The schedule of events is quite a packed one, I’ll admit. Many major industry-related organizations, legendary agencies, and large brands are sponsoring all sorts of panels, luncheons, receptions, etc.
At first glance, it looks like a nice representative sample of the ad world. But a few folks won’t be there.
Local auto dealers won’t be sponsoring a retrospective like “50 Years of Tent Sales, Screaming, and Tacky Graphics.” Attorneys won’t offer a panel discussion on the effectiveness of the phrase “Have you been injured in an accident?” And political consultants won’t give advice on how to distort facts and use negative language to elect their candidates. In other words, much of the work that drags down our industry and society (and yet, has the most influence on the public’s perception of advertising) won’t be celebrated during Advertising Week.
However, there is something the entire public can enjoy.

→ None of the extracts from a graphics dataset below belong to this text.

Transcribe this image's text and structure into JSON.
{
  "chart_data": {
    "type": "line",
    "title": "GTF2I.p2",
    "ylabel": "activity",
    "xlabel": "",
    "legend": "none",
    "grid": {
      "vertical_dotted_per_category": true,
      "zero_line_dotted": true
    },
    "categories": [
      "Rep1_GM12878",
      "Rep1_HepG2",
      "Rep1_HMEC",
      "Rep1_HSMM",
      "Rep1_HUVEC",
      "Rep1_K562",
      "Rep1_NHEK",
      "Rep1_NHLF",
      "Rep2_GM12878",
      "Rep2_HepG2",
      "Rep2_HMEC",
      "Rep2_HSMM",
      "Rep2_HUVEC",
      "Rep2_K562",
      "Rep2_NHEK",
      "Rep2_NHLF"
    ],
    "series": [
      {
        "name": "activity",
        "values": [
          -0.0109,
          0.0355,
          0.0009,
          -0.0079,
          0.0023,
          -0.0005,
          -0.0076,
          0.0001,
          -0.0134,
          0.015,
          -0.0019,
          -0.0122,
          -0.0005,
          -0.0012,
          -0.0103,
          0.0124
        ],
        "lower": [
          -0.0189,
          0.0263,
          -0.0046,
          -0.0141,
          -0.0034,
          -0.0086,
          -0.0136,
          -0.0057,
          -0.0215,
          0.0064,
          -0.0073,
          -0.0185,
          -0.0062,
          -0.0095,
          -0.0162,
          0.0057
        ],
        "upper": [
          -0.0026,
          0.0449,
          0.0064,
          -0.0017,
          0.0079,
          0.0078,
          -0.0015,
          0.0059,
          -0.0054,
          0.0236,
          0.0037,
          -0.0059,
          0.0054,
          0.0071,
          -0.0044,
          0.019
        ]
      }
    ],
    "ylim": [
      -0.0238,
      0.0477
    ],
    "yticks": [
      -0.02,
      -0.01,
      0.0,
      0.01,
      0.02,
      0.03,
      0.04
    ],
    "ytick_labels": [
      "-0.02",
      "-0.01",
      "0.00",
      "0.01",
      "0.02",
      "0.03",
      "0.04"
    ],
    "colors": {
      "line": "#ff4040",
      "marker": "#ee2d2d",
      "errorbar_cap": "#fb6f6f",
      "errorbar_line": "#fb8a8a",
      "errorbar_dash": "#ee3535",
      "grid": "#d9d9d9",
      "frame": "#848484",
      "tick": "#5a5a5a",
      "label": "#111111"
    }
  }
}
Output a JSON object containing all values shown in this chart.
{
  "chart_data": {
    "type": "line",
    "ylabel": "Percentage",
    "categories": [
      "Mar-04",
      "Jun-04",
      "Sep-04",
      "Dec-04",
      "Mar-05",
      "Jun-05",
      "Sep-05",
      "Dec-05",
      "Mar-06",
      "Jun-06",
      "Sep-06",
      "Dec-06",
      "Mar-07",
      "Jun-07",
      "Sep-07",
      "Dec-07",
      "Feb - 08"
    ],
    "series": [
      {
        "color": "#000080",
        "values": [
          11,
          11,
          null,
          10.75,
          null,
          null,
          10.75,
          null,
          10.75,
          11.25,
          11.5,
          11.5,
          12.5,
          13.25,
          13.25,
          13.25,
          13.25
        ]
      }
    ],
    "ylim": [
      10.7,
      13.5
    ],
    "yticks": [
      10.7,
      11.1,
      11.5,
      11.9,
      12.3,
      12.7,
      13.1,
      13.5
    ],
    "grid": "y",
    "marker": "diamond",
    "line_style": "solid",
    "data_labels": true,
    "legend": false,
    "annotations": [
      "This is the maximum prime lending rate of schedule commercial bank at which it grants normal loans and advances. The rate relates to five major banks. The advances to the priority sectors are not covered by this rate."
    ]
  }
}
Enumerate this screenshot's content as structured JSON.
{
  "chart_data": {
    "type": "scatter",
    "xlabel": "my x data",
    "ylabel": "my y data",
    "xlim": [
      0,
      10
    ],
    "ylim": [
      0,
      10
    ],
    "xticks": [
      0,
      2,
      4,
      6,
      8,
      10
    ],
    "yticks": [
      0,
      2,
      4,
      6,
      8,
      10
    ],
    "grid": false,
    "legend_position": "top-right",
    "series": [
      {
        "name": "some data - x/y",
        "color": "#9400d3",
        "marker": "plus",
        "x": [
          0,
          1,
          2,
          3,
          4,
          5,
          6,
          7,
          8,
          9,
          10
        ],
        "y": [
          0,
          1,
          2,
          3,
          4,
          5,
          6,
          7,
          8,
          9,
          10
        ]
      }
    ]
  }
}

Right now there’s a contest where famous ad characters and critters are competing for the title of “America’s Favorite Ad Icon.” Yes, everyone can vote for this. Charlie the Tuna and the Michelin Man are heavily campaigning as we speak.

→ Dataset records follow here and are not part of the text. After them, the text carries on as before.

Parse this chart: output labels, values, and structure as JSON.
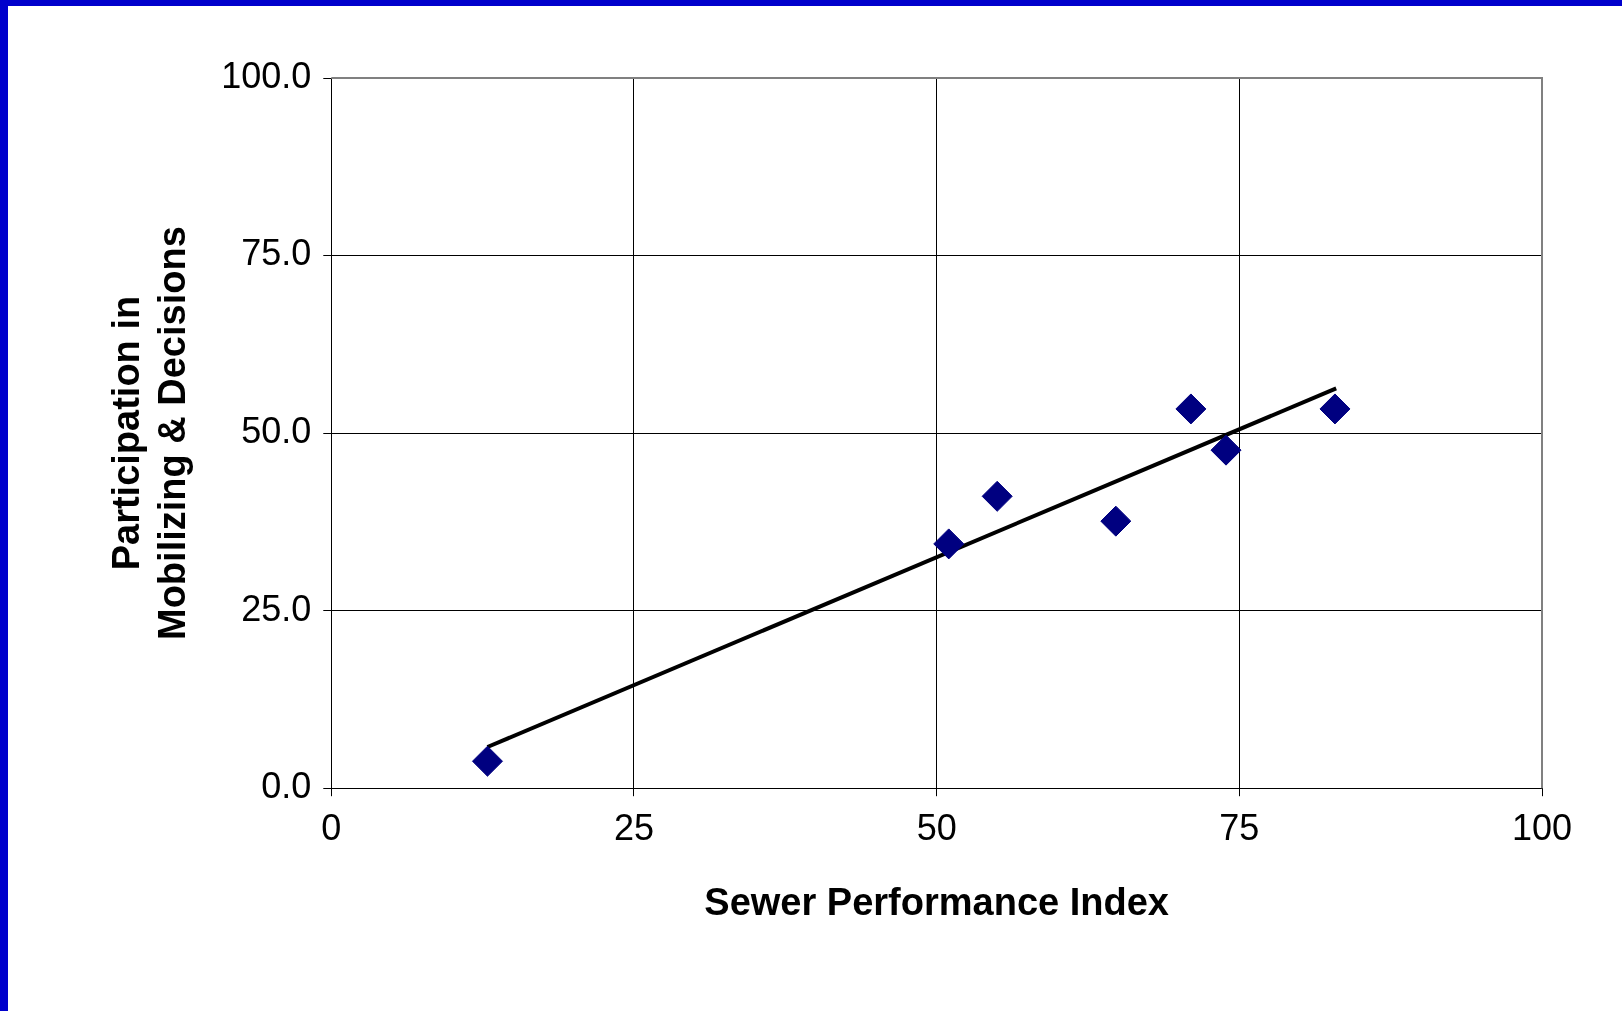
{
  "chart_data": {
    "type": "scatter",
    "xlabel": "Sewer Performance Index",
    "ylabel": "Participation in Mobilizing & Decisions",
    "xlim": [
      0,
      100
    ],
    "xticks": [
      0,
      25,
      50,
      75,
      100
    ],
    "ylim": [
      0,
      100
    ],
    "yticks": [
      {
        "value": 0,
        "label": "0.0"
      },
      {
        "value": 25,
        "label": "25.0"
      },
      {
        "value": 50,
        "label": "50.0"
      },
      {
        "value": 75,
        "label": "75.0"
      },
      {
        "value": 100,
        "label": "100.0"
      }
    ],
    "grid": true,
    "legend": false,
    "marker": "diamond",
    "series": [
      {
        "color": "#000080",
        "x": [
          12.9,
          51.0,
          55.0,
          64.8,
          71.0,
          73.9,
          82.9
        ],
        "values": [
          3.8,
          34.4,
          41.1,
          37.6,
          53.4,
          47.6,
          53.4
        ]
      },
      {
        "type": "line",
        "color": "#000000",
        "marker": "none",
        "x": [
          12.9,
          83.0
        ],
        "values": [
          5.8,
          56.3
        ]
      }
    ]
  }
}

Remember, these icons are the most impressive, uplifting, influential symbols of our industry. Although I’m guessing that Joe Camel’s invitation got lost in the mail.

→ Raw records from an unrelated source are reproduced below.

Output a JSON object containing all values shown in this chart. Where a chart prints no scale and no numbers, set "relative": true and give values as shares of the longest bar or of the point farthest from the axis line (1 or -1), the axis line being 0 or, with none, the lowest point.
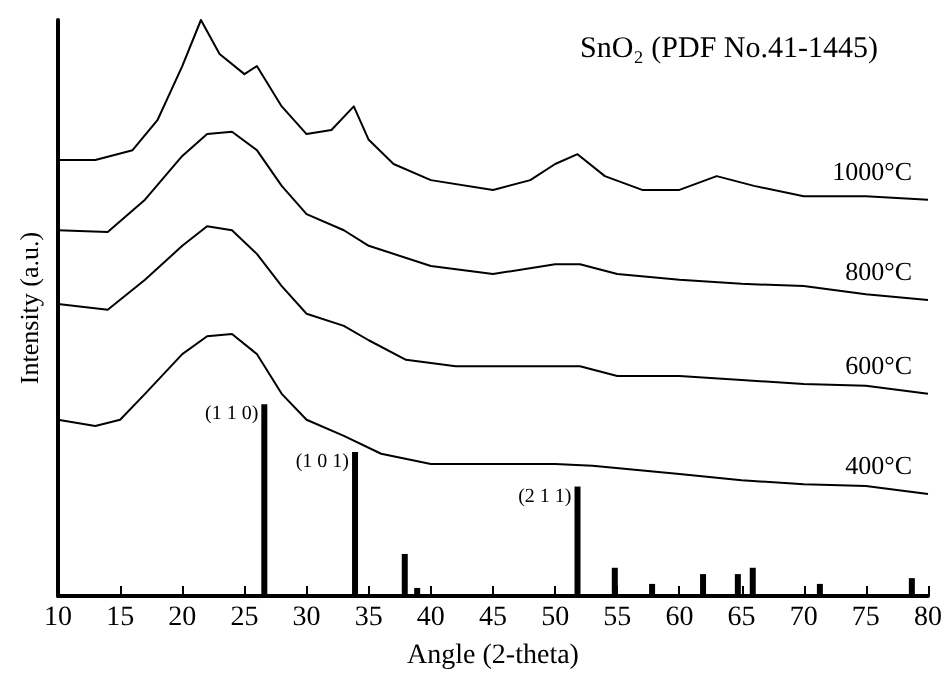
{
  "chart_data": {
    "type": "line",
    "relative": true,
    "xlabel": "Angle (2-theta)",
    "ylabel": "Intensity (a.u.)",
    "annotations": [
      "SnO₂ (PDF No.41-1445)",
      {
        "text": "(1 1 0)",
        "x": 26.6,
        "y": 0.333
      },
      {
        "text": "(1 0 1)",
        "x": 33.9,
        "y": 0.25
      },
      {
        "text": "(2 1 1)",
        "x": 51.8,
        "y": 0.19
      }
    ],
    "xlim": [
      10,
      80
    ],
    "xticks": [
      10,
      15,
      20,
      25,
      30,
      35,
      40,
      45,
      50,
      55,
      60,
      65,
      70,
      75,
      80
    ],
    "grid": false,
    "legend": false,
    "line_style": "solid",
    "series": [
      {
        "name": "1000°C",
        "color": "#000000",
        "x": [
          10,
          13,
          16,
          18,
          20,
          21.5,
          23,
          25,
          26,
          28,
          30,
          32,
          33.8,
          35,
          37,
          40,
          45,
          48,
          50,
          51.8,
          54,
          57,
          60,
          63,
          66,
          70,
          75,
          80
        ],
        "values": [
          0.757,
          0.757,
          0.774,
          0.826,
          0.92,
          1.0,
          0.941,
          0.906,
          0.92,
          0.85,
          0.802,
          0.809,
          0.85,
          0.792,
          0.75,
          0.722,
          0.705,
          0.722,
          0.75,
          0.767,
          0.729,
          0.705,
          0.705,
          0.729,
          0.712,
          0.694,
          0.694,
          0.688
        ]
      },
      {
        "name": "800°C",
        "color": "#000000",
        "x": [
          10,
          14,
          17,
          20,
          22,
          24,
          26,
          28,
          30,
          33,
          35,
          40,
          45,
          50,
          52,
          55,
          60,
          65,
          70,
          75,
          80
        ],
        "values": [
          0.635,
          0.632,
          0.688,
          0.764,
          0.802,
          0.806,
          0.774,
          0.712,
          0.663,
          0.635,
          0.608,
          0.573,
          0.559,
          0.576,
          0.576,
          0.559,
          0.549,
          0.542,
          0.538,
          0.524,
          0.514
        ]
      },
      {
        "name": "600°C",
        "color": "#000000",
        "x": [
          10,
          14,
          17,
          20,
          22,
          24,
          26,
          28,
          30,
          33,
          35,
          38,
          42,
          46,
          50,
          52,
          55,
          60,
          65,
          70,
          75,
          80
        ],
        "values": [
          0.507,
          0.497,
          0.549,
          0.608,
          0.642,
          0.635,
          0.594,
          0.538,
          0.49,
          0.469,
          0.444,
          0.41,
          0.399,
          0.399,
          0.399,
          0.399,
          0.382,
          0.382,
          0.375,
          0.368,
          0.365,
          0.351
        ]
      },
      {
        "name": "400°C",
        "color": "#000000",
        "x": [
          10,
          13,
          15,
          17,
          20,
          22,
          24,
          26,
          28,
          30,
          33,
          36,
          40,
          45,
          50,
          53,
          60,
          65,
          70,
          75,
          80
        ],
        "values": [
          0.306,
          0.295,
          0.306,
          0.351,
          0.42,
          0.451,
          0.455,
          0.42,
          0.351,
          0.306,
          0.278,
          0.247,
          0.229,
          0.229,
          0.229,
          0.226,
          0.212,
          0.201,
          0.194,
          0.191,
          0.177
        ]
      },
      {
        "type": "bar",
        "color": "#000000",
        "x": [
          26.6,
          33.9,
          37.9,
          38.9,
          51.8,
          54.8,
          57.8,
          61.9,
          64.7,
          65.9,
          71.3,
          78.7
        ],
        "values": [
          0.333,
          0.25,
          0.073,
          0.014,
          0.19,
          0.049,
          0.021,
          0.038,
          0.038,
          0.049,
          0.021,
          0.031
        ]
      }
    ]
  }
}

But since part of the reason for Advertising Week is to encourage young people to pursue careers in the ad biz, shouldn’t we be touting our rank-and-file employees as icons, too? They’re the real symbols and heroes, I think. I’d love to see Tony the Tiger share the spotlight with “Ashley The Scantily-Clad Creative Summer Intern” or “Rhonda the Token African-American Employee Who’s In Either Media or Accounting, I’m Not Sure.” Or maybe accuracy isn’t quite the goal of Advertising Week.
Perhaps I’m being too cynical about this. After all, Advertising Week is a celebration of the entire advertising industry and the people who make a living in it. So I believe it’s important that all present and future ad stars attend. I highly suggest you go. Surely the head honchos at your shop will gladly pony up reimbursements for all the staff, right? Especially in New York City—land of the $200-a-night hotel rooms and $15 cocktails. Or maybe accessibility and inclusiveness aren’t the goals of Advertising Week, either.
But while Advertising Week is New York-centric, and perhaps rightfully so, any true depiction of the ad industry should start with the simple truth that Madison Avenue isn’t the center of the ad world anymore. And yesterday’s silly animated characters aren’t the answer to today’s marketing problems.
Maybe during Advertising Week, ad agencies across the country should set up webcams and videoconferences to show what advertising’s really all about—hard working people creating ideas, collaborating on commercials, ads and brochures, greasing the wheels of capitalism every day in the face of nervous clients, reduced timelines and budgets, and bizarre office politics. Yet somehow still having a lot of fun doing it.
It'd be more valuable to show the business world how great agencies solve real marketing problems than to have Aunt Jemima give Mr. Whipple a hand job in Times Square.
Although during Advertising Week, those two icons might provide a good demonstration of today’s typical agency-client relationships.